Brown also sometimes trades old farm implements with his Amish neighbors.

He sells his pieces under the name Tired Iron Sculptures, at galleries. He says he sells the most in tourist areas, like the Thousand Islands and Adirondacks. 

Neither Brown nor Janessa Scott is depending on upcycling to earn them a living; Brown is a barber and Scott is a web designer. But they’d both like to make at least some kind of profit from their work.

In a spread-out area like this one, that can pose special problems. There are lots of local diners, post offices and corner stores here where people get together and chat. But Janessa Scott says there aren’t many places where the region as a whole can connect.

"It is very hard to find any resources on when the shows are, where they area, especially online which you’d think would be the best place to have them."

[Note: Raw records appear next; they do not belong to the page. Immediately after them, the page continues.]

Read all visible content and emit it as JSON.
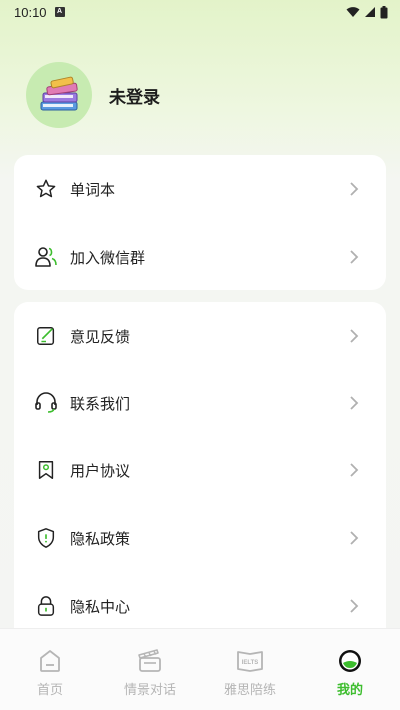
{
  "status_bar": {
    "time": "10:10",
    "notif_letter": "A"
  },
  "profile": {
    "login_text": "未登录"
  },
  "card1": {
    "items": [
      {
        "label": "单词本",
        "icon": "star-icon"
      },
      {
        "label": "加入微信群",
        "icon": "group-icon"
      }
    ]
  },
  "card2": {
    "items": [
      {
        "label": "意见反馈",
        "icon": "feedback-icon"
      },
      {
        "label": "联系我们",
        "icon": "headset-icon"
      },
      {
        "label": "用户协议",
        "icon": "bookmark-icon"
      },
      {
        "label": "隐私政策",
        "icon": "shield-icon"
      },
      {
        "label": "隐私中心",
        "icon": "lock-icon"
      }
    ]
  },
  "tabbar": {
    "items": [
      {
        "label": "首页",
        "icon": "home-icon",
        "active": false
      },
      {
        "label": "情景对话",
        "icon": "clapper-icon",
        "active": false
      },
      {
        "label": "雅思陪练",
        "icon": "ielts-book-icon",
        "active": false
      },
      {
        "label": "我的",
        "icon": "profile-icon",
        "active": true
      }
    ],
    "ielts_badge": "IELTS"
  },
  "colors": {
    "accent": "#3dbd2e",
    "avatar_bg": "#c7ebb1",
    "inactive": "#b5b5b5"
  }
}
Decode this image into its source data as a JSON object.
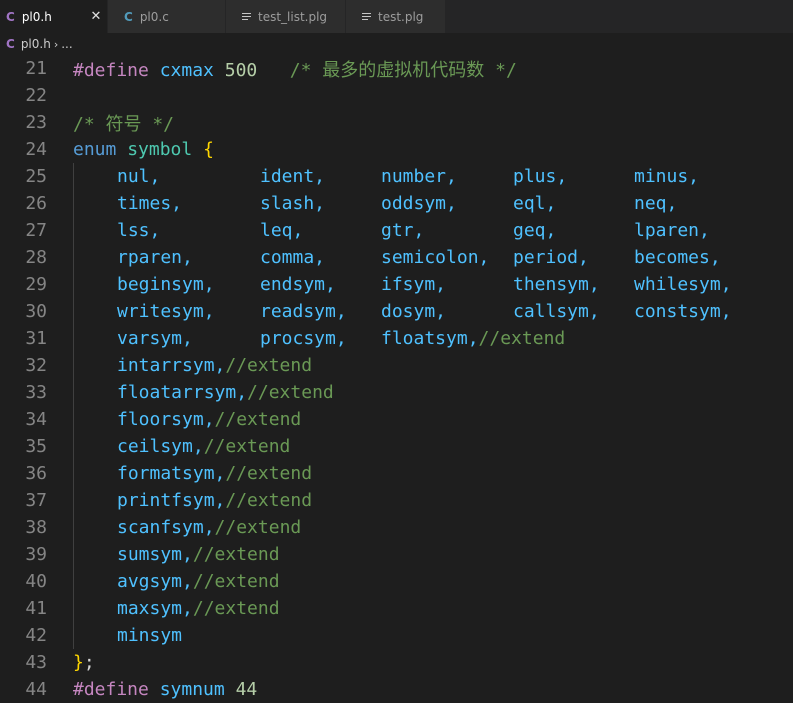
{
  "tabs": [
    {
      "icon": "C",
      "label": "pl0.h",
      "active": true,
      "close": "✕"
    },
    {
      "icon": "C",
      "label": "pl0.c",
      "active": false
    },
    {
      "icon": "lines",
      "label": "test_list.plg",
      "active": false
    },
    {
      "icon": "lines",
      "label": "test.plg",
      "active": false
    }
  ],
  "breadcrumb": {
    "icon": "C",
    "file": "pl0.h",
    "sep": "›",
    "rest": "..."
  },
  "colors": {
    "background": "#1e1e1e",
    "preprocessor": "#c586c0",
    "macro": "#4fc1ff",
    "number": "#b5cea8",
    "comment": "#6a9955",
    "keyword": "#569cd6",
    "type": "#4ec9b0",
    "brace": "#ffd700"
  },
  "code": {
    "line21": {
      "num": "21",
      "kw": "#define",
      "name": "cxmax",
      "val": "500",
      "cmt": "/* 最多的虚拟机代码数 */"
    },
    "line22": {
      "num": "22"
    },
    "line23": {
      "num": "23",
      "cmt": "/* 符号 */"
    },
    "line24": {
      "num": "24",
      "kw": "enum",
      "name": "symbol",
      "brace": "{"
    },
    "rows": [
      {
        "num": "25",
        "cols": [
          "nul,",
          "ident,",
          "number,",
          "plus,",
          "minus,"
        ]
      },
      {
        "num": "26",
        "cols": [
          "times,",
          "slash,",
          "oddsym,",
          "eql,",
          "neq,"
        ]
      },
      {
        "num": "27",
        "cols": [
          "lss,",
          "leq,",
          "gtr,",
          "geq,",
          "lparen,"
        ]
      },
      {
        "num": "28",
        "cols": [
          "rparen,",
          "comma,",
          "semicolon,",
          "period,",
          "becomes,"
        ]
      },
      {
        "num": "29",
        "cols": [
          "beginsym,",
          "endsym,",
          "ifsym,",
          "thensym,",
          "whilesym,"
        ]
      },
      {
        "num": "30",
        "cols": [
          "writesym,",
          "readsym,",
          "dosym,",
          "callsym,",
          "constsym,"
        ]
      },
      {
        "num": "31",
        "cols": [
          "varsym,",
          "procsym,",
          "floatsym,"
        ],
        "cmt": "//extend"
      }
    ],
    "ext": [
      {
        "num": "32",
        "name": "intarrsym,",
        "cmt": "//extend"
      },
      {
        "num": "33",
        "name": "floatarrsym,",
        "cmt": "//extend"
      },
      {
        "num": "34",
        "name": "floorsym,",
        "cmt": "//extend"
      },
      {
        "num": "35",
        "name": "ceilsym,",
        "cmt": "//extend"
      },
      {
        "num": "36",
        "name": "formatsym,",
        "cmt": "//extend"
      },
      {
        "num": "37",
        "name": "printfsym,",
        "cmt": "//extend"
      },
      {
        "num": "38",
        "name": "scanfsym,",
        "cmt": "//extend"
      },
      {
        "num": "39",
        "name": "sumsym,",
        "cmt": "//extend"
      },
      {
        "num": "40",
        "name": "avgsym,",
        "cmt": "//extend"
      },
      {
        "num": "41",
        "name": "maxsym,",
        "cmt": "//extend"
      },
      {
        "num": "42",
        "name": "minsym",
        "cmt": ""
      }
    ],
    "line43": {
      "num": "43",
      "brace": "}",
      "semi": ";"
    },
    "line44": {
      "num": "44",
      "kw": "#define",
      "name": "symnum",
      "val": "44"
    }
  }
}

So Scott is trying to create a place where North Country artists can exchange information, advertise, and sell their work.

She started the online community, Uniquely Northern New York, late last year. The site allows artists to create profiles and link to their online shops, and lists bricks-and-mortar places artists sell their work in the North Country.

"So that end users can come and check that out, and say I really like that, I can run over and get this from this person, or I can see they’ll be at this show. So basically it’s like advanced publicity."

Another way artists who use upcycled materials can sell their work, is by making sure people know it’s upcycled.

Hillary Oak is executive director of the St. Lawrence County Arts Council…which provides professional development services for artists, and has a gallery space and a big shop in Potsdam.

She says people are excited about the idea of buying something that’s been repurposed:

"And it just adds a little kind of tradition and a little story to what the itemis made with. I think customers really like the idea they’re able to give a gift that has this other purpose…of recycling materials."

Last fall, Janessa Scott used her newfound contacts in the world of North Country artists to organize a new crafts fair in the area, it was all upcycled.

Wayne Brown was there, and he says he had a great time:

"Misery loves company…no seriously, it’s great to meet different people who are doing this. Any show is fun to go to, but the upcycling is neat because you get to see, wow, why didn’t I think of that!"

And Hillary Oak says making connections, whether at a show or online, is always a good thing.

"When artists see what othe artists are doing, when they get together and talk and share ideas and techniques, everyone wins."

Technology is sometimes viewed as the enemy of tradition, but in this case, it’s an enabler. Upcyclers in the North Country create work that looks dramatically different from what we might think of as traditional art. But it draws on the traditional habit of reusing old and well-loved things for new purposes.

And the community building Scott’s trying to do on the internet is similar. It doesn’t exactly look like what we think of as a traditional community, but in a way she’s upcycling the concept.